Implications for Future First Responders
Pope said the investigators’ explanation is plausible and ties in with studies over the last decade on CVD risks from chronic exposure to air pollution, but he pointed out that the study has several significant limitations, including low statistical power and a number of potential confounders that may not have been adequately controlled for in the analysis.
“But if this is really true and if it's really due to the exposure on 9/11, that suggests that the impact of these exposures on chronic diseases is somewhat different than we ever expected,” Pope observed. “Given the work I've done and the work others have done in the air pollution literature, both acute-exposure studies and chronic-exposure studies, as well as the smoking literature, I have to say that this doesn't seem far-fetched.”

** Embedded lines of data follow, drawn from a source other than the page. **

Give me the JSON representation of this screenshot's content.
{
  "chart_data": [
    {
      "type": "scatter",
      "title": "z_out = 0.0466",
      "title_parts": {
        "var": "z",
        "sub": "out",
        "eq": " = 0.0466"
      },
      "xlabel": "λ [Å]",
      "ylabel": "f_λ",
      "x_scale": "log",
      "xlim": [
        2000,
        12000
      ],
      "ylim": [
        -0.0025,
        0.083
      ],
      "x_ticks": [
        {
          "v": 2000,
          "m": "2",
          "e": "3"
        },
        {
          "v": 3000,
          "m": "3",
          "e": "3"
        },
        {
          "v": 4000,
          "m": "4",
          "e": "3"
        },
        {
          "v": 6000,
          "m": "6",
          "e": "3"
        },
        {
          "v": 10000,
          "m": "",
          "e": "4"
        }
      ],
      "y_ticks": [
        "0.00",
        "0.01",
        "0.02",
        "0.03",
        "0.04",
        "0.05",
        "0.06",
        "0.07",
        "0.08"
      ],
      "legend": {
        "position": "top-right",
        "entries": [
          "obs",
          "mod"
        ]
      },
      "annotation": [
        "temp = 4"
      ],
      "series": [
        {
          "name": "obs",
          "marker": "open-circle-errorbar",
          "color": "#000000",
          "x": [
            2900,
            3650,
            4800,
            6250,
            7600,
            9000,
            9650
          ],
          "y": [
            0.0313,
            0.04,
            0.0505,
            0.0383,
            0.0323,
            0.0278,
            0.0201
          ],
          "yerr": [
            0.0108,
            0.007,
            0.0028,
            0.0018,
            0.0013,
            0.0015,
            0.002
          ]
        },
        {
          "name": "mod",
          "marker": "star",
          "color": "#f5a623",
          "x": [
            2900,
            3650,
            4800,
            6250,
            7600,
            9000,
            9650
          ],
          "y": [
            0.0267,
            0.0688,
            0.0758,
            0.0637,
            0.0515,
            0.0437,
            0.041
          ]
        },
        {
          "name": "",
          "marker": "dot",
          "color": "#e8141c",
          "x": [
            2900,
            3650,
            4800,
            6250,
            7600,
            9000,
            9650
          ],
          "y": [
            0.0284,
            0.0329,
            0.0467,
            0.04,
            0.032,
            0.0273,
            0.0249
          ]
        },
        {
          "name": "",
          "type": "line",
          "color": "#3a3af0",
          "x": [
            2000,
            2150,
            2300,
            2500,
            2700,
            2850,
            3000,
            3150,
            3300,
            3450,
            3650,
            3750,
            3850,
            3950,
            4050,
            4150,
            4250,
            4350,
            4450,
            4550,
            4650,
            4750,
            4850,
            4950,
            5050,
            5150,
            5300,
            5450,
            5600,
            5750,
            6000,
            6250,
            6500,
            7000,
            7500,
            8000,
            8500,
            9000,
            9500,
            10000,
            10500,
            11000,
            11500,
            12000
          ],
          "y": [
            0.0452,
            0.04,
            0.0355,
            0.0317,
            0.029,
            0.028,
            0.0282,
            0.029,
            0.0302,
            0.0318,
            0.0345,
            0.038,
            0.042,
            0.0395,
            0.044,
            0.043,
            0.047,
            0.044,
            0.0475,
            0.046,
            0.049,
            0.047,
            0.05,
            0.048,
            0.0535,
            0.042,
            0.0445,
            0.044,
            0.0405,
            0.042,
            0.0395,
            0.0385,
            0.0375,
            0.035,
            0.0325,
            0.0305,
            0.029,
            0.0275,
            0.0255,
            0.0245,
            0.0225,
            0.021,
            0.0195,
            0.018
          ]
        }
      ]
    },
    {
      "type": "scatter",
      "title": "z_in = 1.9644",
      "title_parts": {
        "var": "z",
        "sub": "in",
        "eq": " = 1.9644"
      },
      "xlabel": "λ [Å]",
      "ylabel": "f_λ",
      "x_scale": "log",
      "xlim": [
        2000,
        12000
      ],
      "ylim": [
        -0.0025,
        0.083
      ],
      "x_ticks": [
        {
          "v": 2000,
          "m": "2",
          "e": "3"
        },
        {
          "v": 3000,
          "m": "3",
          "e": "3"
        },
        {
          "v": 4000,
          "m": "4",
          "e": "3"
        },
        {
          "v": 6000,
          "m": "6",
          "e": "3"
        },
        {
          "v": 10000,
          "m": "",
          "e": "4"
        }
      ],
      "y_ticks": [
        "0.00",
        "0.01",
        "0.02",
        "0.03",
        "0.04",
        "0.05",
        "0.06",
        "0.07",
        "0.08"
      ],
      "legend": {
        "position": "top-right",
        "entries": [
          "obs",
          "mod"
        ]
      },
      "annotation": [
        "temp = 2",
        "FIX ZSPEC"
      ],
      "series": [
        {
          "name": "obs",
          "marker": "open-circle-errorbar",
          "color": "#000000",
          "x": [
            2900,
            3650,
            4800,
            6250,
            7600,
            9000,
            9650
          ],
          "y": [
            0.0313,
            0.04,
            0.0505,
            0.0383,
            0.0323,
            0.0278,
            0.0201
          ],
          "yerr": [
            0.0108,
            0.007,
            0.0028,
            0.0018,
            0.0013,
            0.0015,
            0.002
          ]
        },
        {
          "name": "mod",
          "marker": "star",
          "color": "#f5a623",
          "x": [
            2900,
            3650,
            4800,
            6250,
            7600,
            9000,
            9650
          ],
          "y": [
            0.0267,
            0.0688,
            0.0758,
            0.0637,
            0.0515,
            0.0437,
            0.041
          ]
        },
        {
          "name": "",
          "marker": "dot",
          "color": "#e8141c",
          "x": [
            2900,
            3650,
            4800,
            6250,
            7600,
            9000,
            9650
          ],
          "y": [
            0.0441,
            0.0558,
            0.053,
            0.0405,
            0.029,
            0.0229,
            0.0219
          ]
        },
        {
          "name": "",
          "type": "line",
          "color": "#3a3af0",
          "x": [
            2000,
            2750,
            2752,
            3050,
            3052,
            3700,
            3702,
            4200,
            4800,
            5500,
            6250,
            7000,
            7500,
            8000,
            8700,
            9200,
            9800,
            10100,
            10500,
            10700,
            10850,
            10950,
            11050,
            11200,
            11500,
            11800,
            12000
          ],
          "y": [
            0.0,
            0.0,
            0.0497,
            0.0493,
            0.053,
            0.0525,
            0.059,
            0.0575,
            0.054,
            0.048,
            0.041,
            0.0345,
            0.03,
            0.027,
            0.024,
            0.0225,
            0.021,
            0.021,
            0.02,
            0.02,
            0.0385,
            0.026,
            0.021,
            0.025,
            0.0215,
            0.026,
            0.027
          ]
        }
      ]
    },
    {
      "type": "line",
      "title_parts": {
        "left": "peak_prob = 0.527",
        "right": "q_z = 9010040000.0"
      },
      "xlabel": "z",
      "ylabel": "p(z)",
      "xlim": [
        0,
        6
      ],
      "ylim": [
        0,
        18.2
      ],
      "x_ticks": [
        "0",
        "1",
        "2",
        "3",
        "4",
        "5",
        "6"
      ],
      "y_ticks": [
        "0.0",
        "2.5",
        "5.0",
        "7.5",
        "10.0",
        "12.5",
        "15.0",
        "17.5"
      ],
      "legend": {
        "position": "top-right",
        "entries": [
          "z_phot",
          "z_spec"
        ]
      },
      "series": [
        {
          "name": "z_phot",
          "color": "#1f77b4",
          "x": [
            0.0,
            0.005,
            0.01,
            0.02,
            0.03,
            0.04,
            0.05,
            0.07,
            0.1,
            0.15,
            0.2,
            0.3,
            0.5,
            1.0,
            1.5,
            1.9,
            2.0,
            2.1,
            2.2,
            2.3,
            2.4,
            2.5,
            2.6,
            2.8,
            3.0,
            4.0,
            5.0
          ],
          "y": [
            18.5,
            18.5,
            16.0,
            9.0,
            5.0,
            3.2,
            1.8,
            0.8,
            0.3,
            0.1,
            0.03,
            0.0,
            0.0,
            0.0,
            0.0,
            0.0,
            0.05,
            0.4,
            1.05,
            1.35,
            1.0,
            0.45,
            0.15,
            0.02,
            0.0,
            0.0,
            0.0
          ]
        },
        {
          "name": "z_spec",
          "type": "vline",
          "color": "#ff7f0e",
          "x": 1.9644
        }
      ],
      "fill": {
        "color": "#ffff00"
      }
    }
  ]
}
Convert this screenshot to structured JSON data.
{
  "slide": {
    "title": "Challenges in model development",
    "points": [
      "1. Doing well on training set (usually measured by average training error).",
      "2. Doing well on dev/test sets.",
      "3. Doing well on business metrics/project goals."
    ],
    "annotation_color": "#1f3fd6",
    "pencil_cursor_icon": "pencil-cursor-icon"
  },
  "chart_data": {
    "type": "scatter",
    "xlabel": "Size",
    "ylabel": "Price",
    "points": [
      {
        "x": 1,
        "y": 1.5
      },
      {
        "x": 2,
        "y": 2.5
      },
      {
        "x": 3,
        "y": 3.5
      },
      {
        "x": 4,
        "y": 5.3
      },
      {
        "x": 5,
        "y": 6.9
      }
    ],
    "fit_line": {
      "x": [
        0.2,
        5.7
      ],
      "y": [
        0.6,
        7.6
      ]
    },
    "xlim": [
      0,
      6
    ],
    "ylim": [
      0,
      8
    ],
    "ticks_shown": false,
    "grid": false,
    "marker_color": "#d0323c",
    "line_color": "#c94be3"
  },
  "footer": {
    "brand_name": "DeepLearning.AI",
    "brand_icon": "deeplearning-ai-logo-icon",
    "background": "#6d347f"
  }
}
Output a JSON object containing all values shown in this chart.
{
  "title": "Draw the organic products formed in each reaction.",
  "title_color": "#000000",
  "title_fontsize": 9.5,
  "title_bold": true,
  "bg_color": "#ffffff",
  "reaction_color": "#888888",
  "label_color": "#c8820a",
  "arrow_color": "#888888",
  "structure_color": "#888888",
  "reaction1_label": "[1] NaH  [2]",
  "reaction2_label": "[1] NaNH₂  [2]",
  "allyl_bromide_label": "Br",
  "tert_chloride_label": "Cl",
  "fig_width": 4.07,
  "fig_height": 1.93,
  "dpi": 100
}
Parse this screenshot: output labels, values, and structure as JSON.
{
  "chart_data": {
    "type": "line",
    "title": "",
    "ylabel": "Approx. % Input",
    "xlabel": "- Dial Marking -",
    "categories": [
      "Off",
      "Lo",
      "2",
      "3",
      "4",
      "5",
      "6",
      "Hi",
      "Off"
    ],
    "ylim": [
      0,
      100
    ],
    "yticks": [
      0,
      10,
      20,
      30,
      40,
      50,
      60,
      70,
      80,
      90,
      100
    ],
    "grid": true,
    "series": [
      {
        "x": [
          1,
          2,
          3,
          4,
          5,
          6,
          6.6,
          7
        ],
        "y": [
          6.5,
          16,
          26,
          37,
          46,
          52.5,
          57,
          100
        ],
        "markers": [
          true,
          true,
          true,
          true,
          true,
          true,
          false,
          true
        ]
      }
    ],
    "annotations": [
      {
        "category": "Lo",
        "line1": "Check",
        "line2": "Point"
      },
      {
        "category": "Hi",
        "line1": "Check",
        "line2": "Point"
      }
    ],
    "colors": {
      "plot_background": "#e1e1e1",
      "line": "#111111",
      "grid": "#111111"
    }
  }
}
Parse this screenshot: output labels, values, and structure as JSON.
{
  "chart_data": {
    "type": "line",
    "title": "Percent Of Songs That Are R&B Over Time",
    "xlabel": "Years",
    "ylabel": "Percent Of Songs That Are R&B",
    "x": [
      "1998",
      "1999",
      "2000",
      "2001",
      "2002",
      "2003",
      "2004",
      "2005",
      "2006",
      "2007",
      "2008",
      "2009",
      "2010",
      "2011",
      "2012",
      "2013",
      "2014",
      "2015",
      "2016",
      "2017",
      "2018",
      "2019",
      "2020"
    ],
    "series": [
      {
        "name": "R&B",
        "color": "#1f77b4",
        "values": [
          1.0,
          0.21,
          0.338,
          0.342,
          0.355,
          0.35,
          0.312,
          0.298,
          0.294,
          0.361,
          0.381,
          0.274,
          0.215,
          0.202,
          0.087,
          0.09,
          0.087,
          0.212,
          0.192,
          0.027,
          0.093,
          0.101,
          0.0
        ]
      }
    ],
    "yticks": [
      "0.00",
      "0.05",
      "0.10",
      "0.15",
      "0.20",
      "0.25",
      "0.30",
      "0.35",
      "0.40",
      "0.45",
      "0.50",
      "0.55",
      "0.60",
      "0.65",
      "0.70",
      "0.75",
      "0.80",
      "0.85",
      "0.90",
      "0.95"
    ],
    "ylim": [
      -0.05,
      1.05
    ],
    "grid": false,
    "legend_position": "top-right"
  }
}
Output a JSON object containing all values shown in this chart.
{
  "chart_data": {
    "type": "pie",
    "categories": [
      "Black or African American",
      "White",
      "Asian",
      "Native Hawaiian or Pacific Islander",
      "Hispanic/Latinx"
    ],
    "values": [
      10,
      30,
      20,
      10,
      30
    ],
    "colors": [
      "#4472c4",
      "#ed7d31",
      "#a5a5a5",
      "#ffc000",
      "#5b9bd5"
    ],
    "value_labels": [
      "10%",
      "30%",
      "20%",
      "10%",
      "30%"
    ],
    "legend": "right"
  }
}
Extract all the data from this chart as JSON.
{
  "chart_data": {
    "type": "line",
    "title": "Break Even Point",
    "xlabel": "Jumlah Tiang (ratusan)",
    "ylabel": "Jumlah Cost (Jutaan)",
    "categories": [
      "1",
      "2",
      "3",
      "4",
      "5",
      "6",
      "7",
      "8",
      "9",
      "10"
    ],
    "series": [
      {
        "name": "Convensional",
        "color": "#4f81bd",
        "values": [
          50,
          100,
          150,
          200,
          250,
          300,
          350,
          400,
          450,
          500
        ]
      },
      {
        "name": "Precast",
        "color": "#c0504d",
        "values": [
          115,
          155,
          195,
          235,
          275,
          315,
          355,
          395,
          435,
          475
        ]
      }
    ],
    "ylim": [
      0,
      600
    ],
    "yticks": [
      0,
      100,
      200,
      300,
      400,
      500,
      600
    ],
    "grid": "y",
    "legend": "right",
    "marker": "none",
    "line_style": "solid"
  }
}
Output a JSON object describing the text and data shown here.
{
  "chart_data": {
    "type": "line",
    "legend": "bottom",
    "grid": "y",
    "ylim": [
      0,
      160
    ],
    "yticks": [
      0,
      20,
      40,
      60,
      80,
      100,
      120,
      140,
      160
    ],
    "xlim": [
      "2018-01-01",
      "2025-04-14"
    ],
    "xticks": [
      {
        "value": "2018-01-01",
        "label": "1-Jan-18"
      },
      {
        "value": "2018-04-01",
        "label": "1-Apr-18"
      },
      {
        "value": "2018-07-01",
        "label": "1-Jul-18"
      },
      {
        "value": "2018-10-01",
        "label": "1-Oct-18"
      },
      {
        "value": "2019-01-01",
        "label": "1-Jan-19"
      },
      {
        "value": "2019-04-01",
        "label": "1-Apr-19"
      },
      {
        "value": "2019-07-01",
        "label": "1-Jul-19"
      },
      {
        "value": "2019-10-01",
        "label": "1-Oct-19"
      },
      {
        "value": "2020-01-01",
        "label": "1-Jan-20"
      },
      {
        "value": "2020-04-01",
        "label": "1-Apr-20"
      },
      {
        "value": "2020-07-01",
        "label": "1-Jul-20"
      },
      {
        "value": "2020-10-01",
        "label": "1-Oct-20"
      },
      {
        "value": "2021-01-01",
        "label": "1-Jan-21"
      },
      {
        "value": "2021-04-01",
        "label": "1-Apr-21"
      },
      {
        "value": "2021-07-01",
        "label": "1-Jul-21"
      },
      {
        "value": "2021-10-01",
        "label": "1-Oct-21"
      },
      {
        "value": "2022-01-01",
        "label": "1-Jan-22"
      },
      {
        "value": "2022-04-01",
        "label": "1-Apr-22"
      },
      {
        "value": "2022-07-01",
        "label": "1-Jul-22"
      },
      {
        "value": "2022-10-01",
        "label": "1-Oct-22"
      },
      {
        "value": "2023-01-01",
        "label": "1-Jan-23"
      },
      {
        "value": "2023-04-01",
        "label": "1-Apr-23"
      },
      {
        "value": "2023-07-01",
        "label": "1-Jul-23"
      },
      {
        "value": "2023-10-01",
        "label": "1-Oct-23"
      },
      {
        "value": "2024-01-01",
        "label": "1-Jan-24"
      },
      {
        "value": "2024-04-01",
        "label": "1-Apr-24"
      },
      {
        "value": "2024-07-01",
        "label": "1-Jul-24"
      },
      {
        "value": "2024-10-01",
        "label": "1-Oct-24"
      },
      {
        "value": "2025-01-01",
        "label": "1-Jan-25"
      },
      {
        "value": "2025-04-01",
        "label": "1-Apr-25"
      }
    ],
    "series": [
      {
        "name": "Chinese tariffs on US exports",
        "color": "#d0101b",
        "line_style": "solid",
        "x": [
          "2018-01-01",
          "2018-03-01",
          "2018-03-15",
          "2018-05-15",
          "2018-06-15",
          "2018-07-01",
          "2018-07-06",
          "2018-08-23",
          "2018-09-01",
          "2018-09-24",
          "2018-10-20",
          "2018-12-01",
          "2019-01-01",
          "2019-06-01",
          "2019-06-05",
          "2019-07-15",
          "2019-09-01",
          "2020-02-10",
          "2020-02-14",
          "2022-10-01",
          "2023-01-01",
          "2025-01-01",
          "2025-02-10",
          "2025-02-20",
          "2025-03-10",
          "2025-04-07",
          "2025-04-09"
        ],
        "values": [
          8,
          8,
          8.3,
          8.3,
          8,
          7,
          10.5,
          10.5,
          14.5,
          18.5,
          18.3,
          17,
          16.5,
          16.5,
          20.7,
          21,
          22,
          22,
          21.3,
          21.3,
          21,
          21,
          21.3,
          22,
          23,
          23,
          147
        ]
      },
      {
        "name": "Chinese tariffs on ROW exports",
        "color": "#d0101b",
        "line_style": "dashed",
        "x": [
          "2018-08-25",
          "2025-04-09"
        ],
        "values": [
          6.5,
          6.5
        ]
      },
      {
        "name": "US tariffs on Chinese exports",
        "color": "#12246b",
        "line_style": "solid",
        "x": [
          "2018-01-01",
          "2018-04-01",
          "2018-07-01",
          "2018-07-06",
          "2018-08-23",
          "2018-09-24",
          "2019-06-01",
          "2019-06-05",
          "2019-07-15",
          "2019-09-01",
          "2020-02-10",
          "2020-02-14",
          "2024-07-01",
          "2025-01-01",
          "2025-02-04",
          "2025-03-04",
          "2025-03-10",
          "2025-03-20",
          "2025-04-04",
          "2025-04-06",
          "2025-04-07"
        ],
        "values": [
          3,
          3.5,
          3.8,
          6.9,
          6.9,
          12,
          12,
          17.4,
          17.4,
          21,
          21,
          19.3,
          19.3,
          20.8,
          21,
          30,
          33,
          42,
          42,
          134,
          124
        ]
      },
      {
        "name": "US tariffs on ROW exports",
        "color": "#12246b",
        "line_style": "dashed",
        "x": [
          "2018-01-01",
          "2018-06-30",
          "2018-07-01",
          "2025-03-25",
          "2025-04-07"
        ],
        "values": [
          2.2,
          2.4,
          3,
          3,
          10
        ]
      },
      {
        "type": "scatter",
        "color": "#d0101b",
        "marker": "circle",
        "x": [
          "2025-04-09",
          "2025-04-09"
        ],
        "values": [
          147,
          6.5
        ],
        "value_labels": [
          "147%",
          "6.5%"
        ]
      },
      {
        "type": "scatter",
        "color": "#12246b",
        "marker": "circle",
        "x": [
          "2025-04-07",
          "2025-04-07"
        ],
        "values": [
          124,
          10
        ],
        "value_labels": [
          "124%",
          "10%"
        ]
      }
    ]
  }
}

Cohen and colleagues say their findings “appear to reinforce the importance of long-term monitoring of the health of survivors of disasters.” Pope also noted that firefighters who battle wildfires, for example, may be among a highly exposed group that should be considered for this type of long-term monitoring for CVD events.
“These first responders [are] putting their lives out there and we need to understand what their risks are going to be . . . and what the long-term impact is going to be [in terms of] respiratory illness and impact to the cardiopulmonary system,” he concluded.
Cohen HW, Zeig-Owens R, Joe C, et al. Long-term cardiovascular disease risk among firefighters after the World Trade Center disaster. JAMA Network Open. 2019;2(9):e199775.
- The study was funded in part by the National Institute for Occupational Safety and Health/Centers for Disease Control and Prevention World Trade Center Health Program.
- Cohen, Zeig-Owens, and Pope report no relevant conflicts of interest.